How do cells ensure that the transcription-activating functions of the E2F transcription factors are limited to a narrow window of time in the cell cycle?

What might occur if E2F function were allowed to continue throughout the cell cycle?

Cells limit E2F activity to a short window at the G1→S transition by combining: hypophosphorylated pRb binding and repressing E2F, proteasomal degradation of E2Fs, feedback from cyclin A/CDK2

If E2F activity persisted, cells would risk uncontrolled S-phase gene expression, Loss of cell-cycle order, apoptosis, or cancer risk.

In what ways does the Myc oncoprotein deregulate cell proliferation and differentiation?

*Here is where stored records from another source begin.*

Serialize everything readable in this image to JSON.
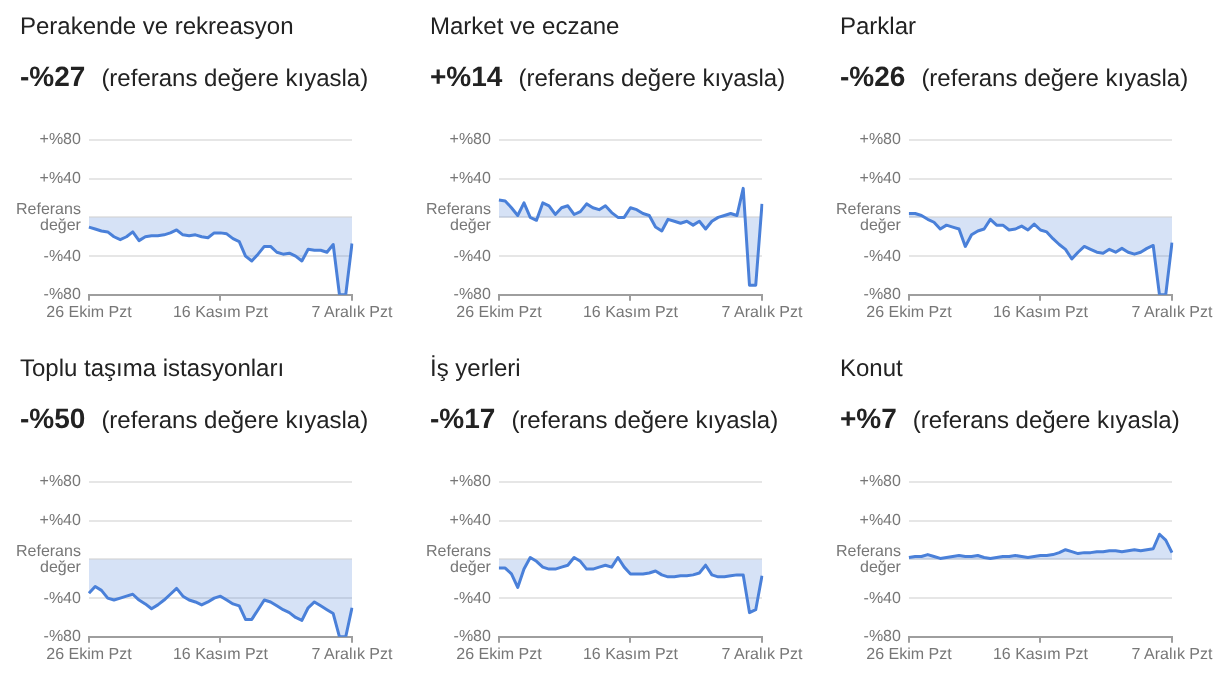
{
  "chart_data": [
    {
      "type": "area",
      "title": "Perakende ve rekreasyon",
      "subtitle": "-%27 (referans değere kıyasla)",
      "categories": [
        "26 Ekim Pzt",
        null,
        null,
        null,
        null,
        null,
        null,
        null,
        null,
        null,
        null,
        null,
        null,
        null,
        null,
        null,
        null,
        null,
        null,
        null,
        null,
        "16 Kasım Pzt",
        null,
        null,
        null,
        null,
        null,
        null,
        null,
        null,
        null,
        null,
        null,
        null,
        null,
        null,
        null,
        null,
        null,
        null,
        null,
        null,
        "7 Aralık Pzt"
      ],
      "ylim": [
        -80,
        80
      ],
      "yticks": [
        {
          "value": -80,
          "label": "-%80"
        },
        {
          "value": -40,
          "label": "-%40"
        },
        {
          "value": 0,
          "label": "Referans değer"
        },
        {
          "value": 40,
          "label": "+%40"
        },
        {
          "value": 80,
          "label": "+%80"
        }
      ],
      "grid": "y",
      "marker": "none",
      "line_style": "solid",
      "series": [
        {
          "color": "#4a80d9",
          "values": [
            -10,
            -12,
            -14,
            -15,
            -20,
            -23,
            -20,
            -15,
            -24,
            -20,
            -19,
            -19,
            -18,
            -16,
            -13,
            -18,
            -19,
            -18,
            -20,
            -21,
            -16,
            -16,
            -17,
            -22,
            -25,
            -40,
            -45,
            -38,
            -30,
            -30,
            -36,
            -38,
            -37,
            -40,
            -45,
            -33,
            -34,
            -34,
            -36,
            -28,
            -80,
            -80,
            -27
          ]
        }
      ]
    },
    {
      "type": "area",
      "title": "Market ve eczane",
      "subtitle": "+%14 (referans değere kıyasla)",
      "categories": [
        "26 Ekim Pzt",
        null,
        null,
        null,
        null,
        null,
        null,
        null,
        null,
        null,
        null,
        null,
        null,
        null,
        null,
        null,
        null,
        null,
        null,
        null,
        null,
        "16 Kasım Pzt",
        null,
        null,
        null,
        null,
        null,
        null,
        null,
        null,
        null,
        null,
        null,
        null,
        null,
        null,
        null,
        null,
        null,
        null,
        null,
        null,
        "7 Aralık Pzt"
      ],
      "ylim": [
        -80,
        80
      ],
      "yticks": [
        {
          "value": -80,
          "label": "-%80"
        },
        {
          "value": -40,
          "label": "-%40"
        },
        {
          "value": 0,
          "label": "Referans değer"
        },
        {
          "value": 40,
          "label": "+%40"
        },
        {
          "value": 80,
          "label": "+%80"
        }
      ],
      "grid": "y",
      "marker": "none",
      "line_style": "solid",
      "series": [
        {
          "color": "#4a80d9",
          "values": [
            18,
            17,
            10,
            2,
            15,
            0,
            -3,
            15,
            12,
            3,
            10,
            12,
            3,
            6,
            14,
            10,
            8,
            12,
            5,
            0,
            0,
            10,
            8,
            4,
            2,
            -10,
            -14,
            -2,
            -4,
            -6,
            -4,
            -8,
            -4,
            -12,
            -4,
            0,
            2,
            4,
            2,
            30,
            -70,
            -70,
            14
          ]
        }
      ]
    },
    {
      "type": "area",
      "title": "Parklar",
      "subtitle": "-%26 (referans değere kıyasla)",
      "categories": [
        "26 Ekim Pzt",
        null,
        null,
        null,
        null,
        null,
        null,
        null,
        null,
        null,
        null,
        null,
        null,
        null,
        null,
        null,
        null,
        null,
        null,
        null,
        null,
        "16 Kasım Pzt",
        null,
        null,
        null,
        null,
        null,
        null,
        null,
        null,
        null,
        null,
        null,
        null,
        null,
        null,
        null,
        null,
        null,
        null,
        null,
        null,
        "7 Aralık Pzt"
      ],
      "ylim": [
        -80,
        80
      ],
      "yticks": [
        {
          "value": -80,
          "label": "-%80"
        },
        {
          "value": -40,
          "label": "-%40"
        },
        {
          "value": 0,
          "label": "Referans değer"
        },
        {
          "value": 40,
          "label": "+%40"
        },
        {
          "value": 80,
          "label": "+%80"
        }
      ],
      "grid": "y",
      "marker": "none",
      "line_style": "solid",
      "series": [
        {
          "color": "#4a80d9",
          "values": [
            4,
            4,
            2,
            -2,
            -5,
            -12,
            -8,
            -10,
            -12,
            -30,
            -18,
            -14,
            -12,
            -2,
            -8,
            -8,
            -13,
            -12,
            -9,
            -13,
            -7,
            -13,
            -15,
            -22,
            -28,
            -33,
            -43,
            -36,
            -30,
            -33,
            -36,
            -37,
            -33,
            -36,
            -32,
            -36,
            -38,
            -36,
            -32,
            -29,
            -80,
            -80,
            -26
          ]
        }
      ]
    },
    {
      "type": "area",
      "title": "Toplu taşıma istasyonları",
      "subtitle": "-%50 (referans değere kıyasla)",
      "categories": [
        "26 Ekim Pzt",
        null,
        null,
        null,
        null,
        null,
        null,
        null,
        null,
        null,
        null,
        null,
        null,
        null,
        null,
        null,
        null,
        null,
        null,
        null,
        null,
        "16 Kasım Pzt",
        null,
        null,
        null,
        null,
        null,
        null,
        null,
        null,
        null,
        null,
        null,
        null,
        null,
        null,
        null,
        null,
        null,
        null,
        null,
        null,
        "7 Aralık Pzt"
      ],
      "ylim": [
        -80,
        80
      ],
      "yticks": [
        {
          "value": -80,
          "label": "-%80"
        },
        {
          "value": -40,
          "label": "-%40"
        },
        {
          "value": 0,
          "label": "Referans değer"
        },
        {
          "value": 40,
          "label": "+%40"
        },
        {
          "value": 80,
          "label": "+%80"
        }
      ],
      "grid": "y",
      "marker": "none",
      "line_style": "solid",
      "series": [
        {
          "color": "#4a80d9",
          "values": [
            -35,
            -28,
            -32,
            -40,
            -42,
            -40,
            -38,
            -36,
            -42,
            -46,
            -51,
            -47,
            -42,
            -36,
            -30,
            -38,
            -42,
            -44,
            -47,
            -44,
            -40,
            -38,
            -42,
            -46,
            -48,
            -62,
            -62,
            -52,
            -42,
            -44,
            -48,
            -52,
            -55,
            -60,
            -63,
            -50,
            -44,
            -48,
            -52,
            -56,
            -80,
            -80,
            -50
          ]
        }
      ]
    },
    {
      "type": "area",
      "title": "İş yerleri",
      "subtitle": "-%17 (referans değere kıyasla)",
      "categories": [
        "26 Ekim Pzt",
        null,
        null,
        null,
        null,
        null,
        null,
        null,
        null,
        null,
        null,
        null,
        null,
        null,
        null,
        null,
        null,
        null,
        null,
        null,
        null,
        "16 Kasım Pzt",
        null,
        null,
        null,
        null,
        null,
        null,
        null,
        null,
        null,
        null,
        null,
        null,
        null,
        null,
        null,
        null,
        null,
        null,
        null,
        null,
        "7 Aralık Pzt"
      ],
      "ylim": [
        -80,
        80
      ],
      "yticks": [
        {
          "value": -80,
          "label": "-%80"
        },
        {
          "value": -40,
          "label": "-%40"
        },
        {
          "value": 0,
          "label": "Referans değer"
        },
        {
          "value": 40,
          "label": "+%40"
        },
        {
          "value": 80,
          "label": "+%80"
        }
      ],
      "grid": "y",
      "marker": "none",
      "line_style": "solid",
      "series": [
        {
          "color": "#4a80d9",
          "values": [
            -9,
            -9,
            -15,
            -29,
            -10,
            2,
            -2,
            -8,
            -10,
            -10,
            -8,
            -6,
            2,
            -2,
            -10,
            -10,
            -8,
            -6,
            -8,
            2,
            -8,
            -15,
            -15,
            -15,
            -14,
            -12,
            -16,
            -18,
            -18,
            -17,
            -17,
            -16,
            -14,
            -6,
            -16,
            -18,
            -18,
            -17,
            -16,
            -16,
            -55,
            -52,
            -17
          ]
        }
      ]
    },
    {
      "type": "area",
      "title": "Konut",
      "subtitle": "+%7 (referans değere kıyasla)",
      "categories": [
        "26 Ekim Pzt",
        null,
        null,
        null,
        null,
        null,
        null,
        null,
        null,
        null,
        null,
        null,
        null,
        null,
        null,
        null,
        null,
        null,
        null,
        null,
        null,
        "16 Kasım Pzt",
        null,
        null,
        null,
        null,
        null,
        null,
        null,
        null,
        null,
        null,
        null,
        null,
        null,
        null,
        null,
        null,
        null,
        null,
        null,
        null,
        "7 Aralık Pzt"
      ],
      "ylim": [
        -80,
        80
      ],
      "yticks": [
        {
          "value": -80,
          "label": "-%80"
        },
        {
          "value": -40,
          "label": "-%40"
        },
        {
          "value": 0,
          "label": "Referans değer"
        },
        {
          "value": 40,
          "label": "+%40"
        },
        {
          "value": 80,
          "label": "+%80"
        }
      ],
      "grid": "y",
      "marker": "none",
      "line_style": "solid",
      "series": [
        {
          "color": "#4a80d9",
          "values": [
            2,
            3,
            3,
            5,
            3,
            1,
            2,
            3,
            4,
            3,
            3,
            4,
            2,
            1,
            2,
            3,
            3,
            4,
            3,
            2,
            3,
            4,
            4,
            5,
            7,
            10,
            8,
            6,
            7,
            7,
            8,
            8,
            9,
            9,
            8,
            9,
            10,
            9,
            10,
            11,
            26,
            20,
            7
          ]
        }
      ]
    }
  ]
}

• Proliferation: Myc drives cyclins/CDKs, represses inhibitors, activates E2Fs, and fuels biosynthesis.

• Differentiation: Myc blocks lineage-specific transcription factors, prevents cell-cycle exit, and maintains an undifferentiated chromatin state.

• Together, these effects lock cells into a proliferative, undifferentiated state, creating a fertile ground for malignant transformation.

Why is it important that the cell cycle clock never runs backward?

DNA replication licensing is a one-time event, Checkpoint satisfaction depends on completion of the previous step. Biological consequences if reversal occurred:

• Re-replication of DNA → aneuploidy, mutations, oncogenesis. Chromosome loss. accumulation of DNA damage. Tissue dysfunction/cancer

What evidence suggest that the cell cycle clock may be organized differently in certain cell types or stages of embryonic development

Experiments in embryos, knockout animals, cell-free systems, and stem vs differentiated cells all suggest that the cell cycle is not a fixed program but instead reorganized depending on developmental stage or cell type.

• Early embryos: rapid S–M cycles, no checkpoints.

• Later tissues: canonical G1–S–G2–M with checkpoints and growth control.

• Differentiated cells: exit into G0 and couple cycle control tightly to differentiation.